The variables included are explained below and can be referred to the Supplementary Information for more specific details:

  1. 1.

    “When” / Time: the time of publication;

  2. 2.

    “Where” / Location: the spatial location in the document;

  3. 3.

    “Who” / Participant or organization: the individuals and organizations involved in the document;

  4. 4.

    “What”: the themes of the document coded according to the coding framework;

  5. 5.

    “What perspective or tone”: whether there is “economic development-oriented” or “environmental sustainability-oriented” perspectives; and/or positive, negative or neutral sentiment expressed in text.

Technical Validation

The validations of data were conducted during the content coding processes, by ensuring that all qualified coders understood and followed the set rules throughout the coding processes. All coders were first trained before coding. Each document was first read and coded by two coders. They were asked to code all documents independently and a third coder with similar background was asked to code 50 randomly selected documents to check the consistency of coding. The disagreements in the coders’ interpretations of articles and classifications during the pilot coding were resolved through discussions. It is recognised that manual coding by human coders is laborious and time-consuming. On average, coding for each dataset required 12–24 months for the full coding process (including iterative coding and validation), varied depending on the data size.

The level of agreements among coders was measured by the Krippendorff’s alpha25, which was calculated below (Fig. 2):

  • All coders independently coded the contents for each document into each of the available elements defined in Table 4;

  • Constructed a disagreement matrix, with rows representing the documents and columns representing the pairs of coders (N = 3). Each cell represented the disagreement (d = 1) and agreement (d = 0). The total disagreement across all coders and elements was calculated as:

    $${D}_{{disagree}}=\frac{\sum d}{N}$$
  • Calculated the Krippendorff’s alpha as:

$$\alpha =1-\frac{{D}_{{disagree}}}{{D}_{{random}}}$$

where Drandom is a random matrix with the same size of the disagreement matrix, which serves as the expected agreement by chance.

Fig. 2
figure 2

Workflow of calculating the Krippendorff’s alpha.

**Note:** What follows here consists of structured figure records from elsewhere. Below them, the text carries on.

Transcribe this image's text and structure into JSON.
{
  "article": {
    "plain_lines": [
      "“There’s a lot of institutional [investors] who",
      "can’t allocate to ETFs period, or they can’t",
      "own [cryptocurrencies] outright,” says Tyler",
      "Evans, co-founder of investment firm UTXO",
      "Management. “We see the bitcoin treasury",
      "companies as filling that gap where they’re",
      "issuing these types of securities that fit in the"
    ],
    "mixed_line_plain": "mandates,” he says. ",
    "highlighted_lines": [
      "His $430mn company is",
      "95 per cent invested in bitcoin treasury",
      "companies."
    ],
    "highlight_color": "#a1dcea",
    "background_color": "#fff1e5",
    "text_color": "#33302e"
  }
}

The \(\alpha =1\) indicates perfect agreement among coders, lower \(\alpha \) represents lower coding consistency. For initial contents coded having Krippendorff’s alpha below 80%, any disagreement and ambiguity about the coded contents were thoroughly discussed and clarified among coders. These contents were then re-coded and the updated coding principles were then applied to the following contents. This process was applied iteratively to ensure all contents coded had Krippendorff’s alpha greater than 80% to pass the inter-coder reliability tests. After this iterative coding process, the final average Krippendorff’s alpha for coding the nine datasets was 86.2%. This is well above 80% as recommended by Poindexter and McCombs57 indicating a high level of inter-coder reliability.